Line-by-Line Analysis
Lines 1-4
The first metaphor: late autumn. "Yellow leaves, or none, or few"—the hesitation ("or none, or few") enacts the counting of remaining leaves. "Bare ruined choirs" compares branches to the choir lofts of dissolved monasteries (Henry VIII's Reformation). Where birds sang, now nothing—nature and religion share the same ruins.
Lines 5-8
The second metaphor: twilight. Time compresses from a year to a day. "Fadeth in the west" is both literal sunset and the direction of death. "Death's second self" is sleep/night, but calling it death's twin makes rest sound final. "Seals up" suggests both closing eyes and sealing a tomb.
Lines 9-12
The third metaphor: dying fire.

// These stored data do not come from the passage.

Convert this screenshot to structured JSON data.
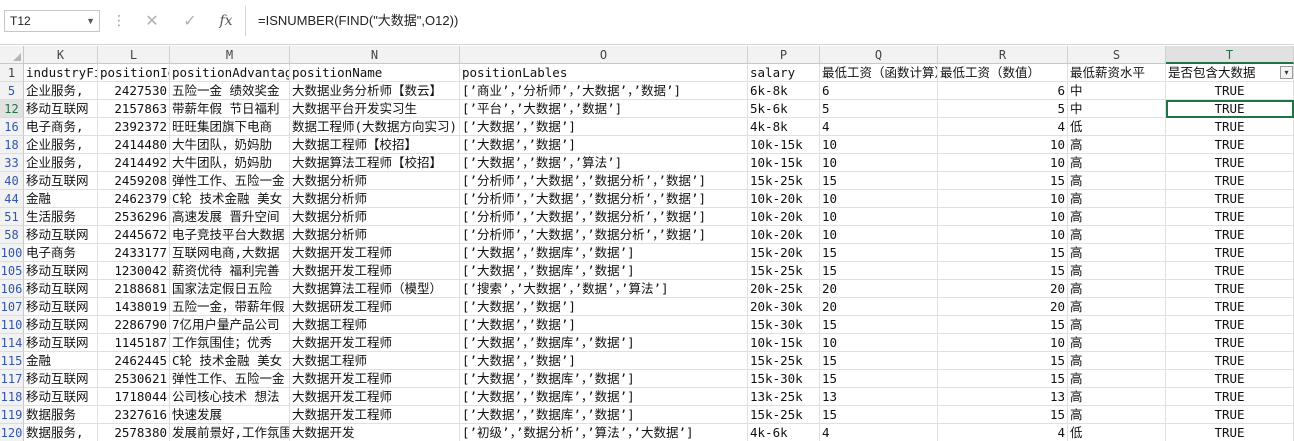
{
  "formula_bar": {
    "name_box": "T12",
    "formula": "=ISNUMBER(FIND(\"大数据\",O12))",
    "fx_label": "fx",
    "cancel_glyph": "✕",
    "enter_glyph": "✓"
  },
  "columns": [
    "K",
    "L",
    "M",
    "N",
    "O",
    "P",
    "Q",
    "R",
    "S",
    "T"
  ],
  "selected_column": "T",
  "header_row": {
    "row_num": "1",
    "cells": [
      "industryField",
      "positionId",
      "positionAdvantage",
      "positionName",
      "positionLables",
      "salary",
      "最低工资（函数计算）",
      "最低工资（数值）",
      "最低薪资水平",
      "是否包含大数据"
    ]
  },
  "rows": [
    {
      "num": "5",
      "cells": [
        "企业服务,",
        "2427530",
        "五险一金 绩效奖金",
        "大数据业务分析师【数云】",
        "[’商业’，’分析师’，’大数据’，’数据’]",
        "6k-8k",
        "6",
        "6",
        "中",
        "TRUE"
      ]
    },
    {
      "num": "12",
      "cells": [
        "移动互联网",
        "2157863",
        "带薪年假 节日福利",
        "大数据平台开发实习生",
        "[’平台’，’大数据’，’数据’]",
        "5k-6k",
        "5",
        "5",
        "中",
        "TRUE"
      ]
    },
    {
      "num": "16",
      "cells": [
        "电子商务,",
        "2392372",
        "旺旺集团旗下电商",
        "数据工程师(大数据方向实习)",
        "[’大数据’，’数据’]",
        "4k-8k",
        "4",
        "4",
        "低",
        "TRUE"
      ]
    },
    {
      "num": "18",
      "cells": [
        "企业服务,",
        "2414480",
        "大牛团队，奶妈肋",
        "大数据工程师【校招】",
        "[’大数据’，’数据’]",
        "10k-15k",
        "10",
        "10",
        "高",
        "TRUE"
      ]
    },
    {
      "num": "33",
      "cells": [
        "企业服务,",
        "2414492",
        "大牛团队，奶妈肋",
        "大数据算法工程师【校招】",
        "[’大数据’，’数据’，’算法’]",
        "10k-15k",
        "10",
        "10",
        "高",
        "TRUE"
      ]
    },
    {
      "num": "40",
      "cells": [
        "移动互联网",
        "2459208",
        "弹性工作、五险一金",
        "大数据分析师",
        "[’分析师’，’大数据’，’数据分析’，’数据’]",
        "15k-25k",
        "15",
        "15",
        "高",
        "TRUE"
      ]
    },
    {
      "num": "44",
      "cells": [
        "金融",
        "2462379",
        "C轮 技术金融 美女",
        "大数据分析师",
        "[’分析师’，’大数据’，’数据分析’，’数据’]",
        "10k-20k",
        "10",
        "10",
        "高",
        "TRUE"
      ]
    },
    {
      "num": "51",
      "cells": [
        "生活服务",
        "2536296",
        "高速发展 晋升空间",
        "大数据分析师",
        "[’分析师’，’大数据’，’数据分析’，’数据’]",
        "10k-20k",
        "10",
        "10",
        "高",
        "TRUE"
      ]
    },
    {
      "num": "58",
      "cells": [
        "移动互联网",
        "2445672",
        "电子竞技平台大数据",
        "大数据分析师",
        "[’分析师’，’大数据’，’数据分析’，’数据’]",
        "10k-20k",
        "10",
        "10",
        "高",
        "TRUE"
      ]
    },
    {
      "num": "100",
      "cells": [
        "电子商务",
        "2433177",
        "互联网电商,大数据",
        "大数据开发工程师",
        "[’大数据’，’数据库’，’数据’]",
        "15k-20k",
        "15",
        "15",
        "高",
        "TRUE"
      ]
    },
    {
      "num": "105",
      "cells": [
        "移动互联网",
        "1230042",
        "薪资优待 福利完善",
        "大数据开发工程师",
        "[’大数据’，’数据库’，’数据’]",
        "15k-25k",
        "15",
        "15",
        "高",
        "TRUE"
      ]
    },
    {
      "num": "106",
      "cells": [
        "移动互联网",
        "2188681",
        "国家法定假日五险",
        "大数据算法工程师（模型）",
        "[’搜索’，’大数据’，’数据’，’算法’]",
        "20k-25k",
        "20",
        "20",
        "高",
        "TRUE"
      ]
    },
    {
      "num": "107",
      "cells": [
        "移动互联网",
        "1438019",
        "五险一金，带薪年假",
        "大数据研发工程师",
        "[’大数据’，’数据’]",
        "20k-30k",
        "20",
        "20",
        "高",
        "TRUE"
      ]
    },
    {
      "num": "110",
      "cells": [
        "移动互联网",
        "2286790",
        "7亿用户量产品公司",
        "大数据工程师",
        "[’大数据’，’数据’]",
        "15k-30k",
        "15",
        "15",
        "高",
        "TRUE"
      ]
    },
    {
      "num": "114",
      "cells": [
        "移动互联网",
        "1145187",
        "工作氛围佳；优秀",
        "大数据开发工程师",
        "[’大数据’，’数据库’，’数据’]",
        "10k-15k",
        "10",
        "10",
        "高",
        "TRUE"
      ]
    },
    {
      "num": "115",
      "cells": [
        "金融",
        "2462445",
        "C轮 技术金融 美女",
        "大数据工程师",
        "[’大数据’，’数据’]",
        "15k-25k",
        "15",
        "15",
        "高",
        "TRUE"
      ]
    },
    {
      "num": "117",
      "cells": [
        "移动互联网",
        "2530621",
        "弹性工作、五险一金",
        "大数据开发工程师",
        "[’大数据’，’数据库’，’数据’]",
        "15k-30k",
        "15",
        "15",
        "高",
        "TRUE"
      ]
    },
    {
      "num": "118",
      "cells": [
        "移动互联网",
        "1718044",
        "公司核心技术 想法",
        "大数据开发工程师",
        "[’大数据’，’数据库’，’数据’]",
        "13k-25k",
        "13",
        "13",
        "高",
        "TRUE"
      ]
    },
    {
      "num": "119",
      "cells": [
        "数据服务",
        "2327616",
        "快速发展",
        "大数据开发工程师",
        "[’大数据’，’数据库’，’数据’]",
        "15k-25k",
        "15",
        "15",
        "高",
        "TRUE"
      ]
    },
    {
      "num": "120",
      "cells": [
        "数据服务,",
        "2578380",
        "发展前景好,工作氛围",
        "大数据开发",
        "[’初级’，’数据分析’，’算法’，’大数据’]",
        "4k-6k",
        "4",
        "4",
        "低",
        "TRUE"
      ]
    }
  ],
  "active_row": "12",
  "colors": {
    "accent": "#217346",
    "row_header_text": "#3355aa"
  }
}
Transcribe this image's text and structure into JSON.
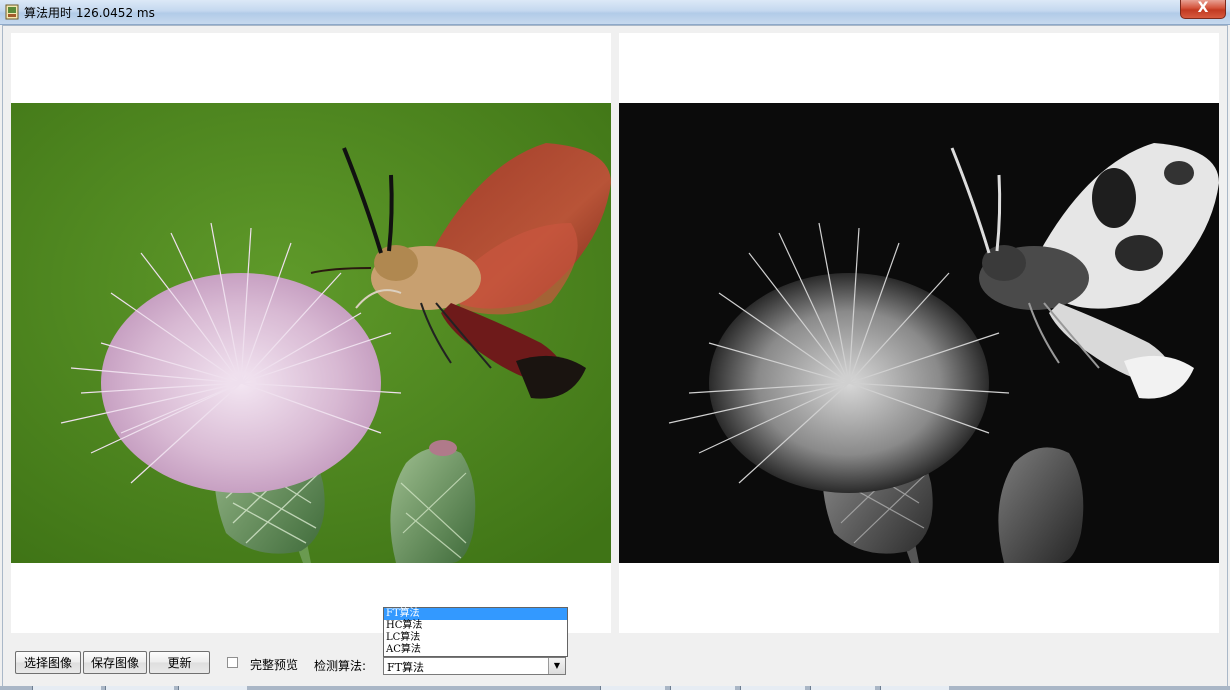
{
  "window": {
    "title": "算法用时 126.0452 ms",
    "close_label": "X"
  },
  "controls": {
    "select_image": "选择图像",
    "save_image": "保存图像",
    "update": "更新",
    "full_preview_label": "完整预览",
    "full_preview_checked": false,
    "algorithm_label": "检测算法:",
    "algorithm_value": "FT算法",
    "algorithm_options": [
      "FT算法",
      "HC算法",
      "LC算法",
      "AC算法"
    ],
    "highlighted_option": "FT算法"
  },
  "images": {
    "left": "original-photo",
    "right": "saliency-map"
  },
  "colors": {
    "selection": "#3399ff",
    "close_button": "#c23a22"
  }
}
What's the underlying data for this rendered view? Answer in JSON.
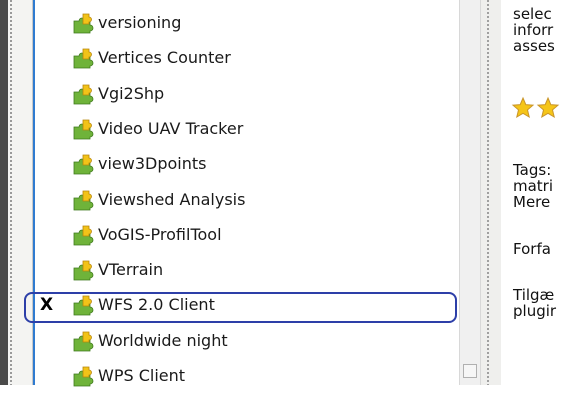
{
  "plugins": [
    {
      "name": "versioning",
      "checked": false
    },
    {
      "name": "Vertices Counter",
      "checked": false
    },
    {
      "name": "Vgi2Shp",
      "checked": false
    },
    {
      "name": "Video UAV Tracker",
      "checked": false
    },
    {
      "name": "view3Dpoints",
      "checked": false
    },
    {
      "name": "Viewshed Analysis",
      "checked": false
    },
    {
      "name": "VoGIS-ProfilTool",
      "checked": false
    },
    {
      "name": "VTerrain",
      "checked": false
    },
    {
      "name": "WFS 2.0 Client",
      "checked": true,
      "check_mark": "X"
    },
    {
      "name": "Worldwide night",
      "checked": false
    },
    {
      "name": "WPS Client",
      "checked": false
    }
  ],
  "icon": "puzzle-piece-icon",
  "colors": {
    "puzzle_green": "#6fb33a",
    "puzzle_yellow": "#f2c318",
    "highlight_border": "#2d3fa8",
    "list_border": "#2f7bd0",
    "star": "#f5c518"
  },
  "detail": {
    "line1": "selec",
    "line2": "inforr",
    "line3": "asses",
    "tags_label": "Tags:",
    "tags_value": "matri",
    "more": "Mere",
    "author_label": "Forfa",
    "available_label": "Tilgæ",
    "available_value": "plugir"
  }
}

Now time is moments—the last glow before extinction. "Ashes of his youth" means the fire lies on what it already burned. "Consumed with that which it was nourished by"—a devastating line: we're destroyed by what once fed us. Youth itself becomes the death-bed.
Lines 13-14
The couplet turns observation into argument. You perceive all this decay, "which makes thy love more strong." Why? Because "thou must leave ere long"—you'll lose me soon. The emotional logic: urgency intensifies love. But who's leaving whom? "Leave" is ambiguous—departure or death.
Themes
- Aging and mortality
- The compression of time
- Love intensified by loss
- Self-consumption and decay
- The observer's role in defining the self
Literary Devices
- Extended Metaphor (Conceit)
- Three metaphors: autumn, twilight, dying fire — Each metaphor compresses time further (year → day → moment), accelerating toward death.
- Allusion
- "Bare ruined choirs" — References the destroyed monasteries of the English Reformation, adding historical tragedy to natural decay.
- Paradox
- "Consumed with that which it was nourished by" — What feeds us eventually destroys us—youth becomes the fuel for aging.
Historical Context
The "bare ruined choirs" likely alludes to the dissolution of the monasteries (1536-41) under Henry VIII. Shakespeare grew up seeing these ruins. The sonnet was probably written when Shakespeare was in his late 30s—not old, but actors aged faster in the period. The intimate "thou perceiv'st" suggests the beloved is watching the speaker age in real time.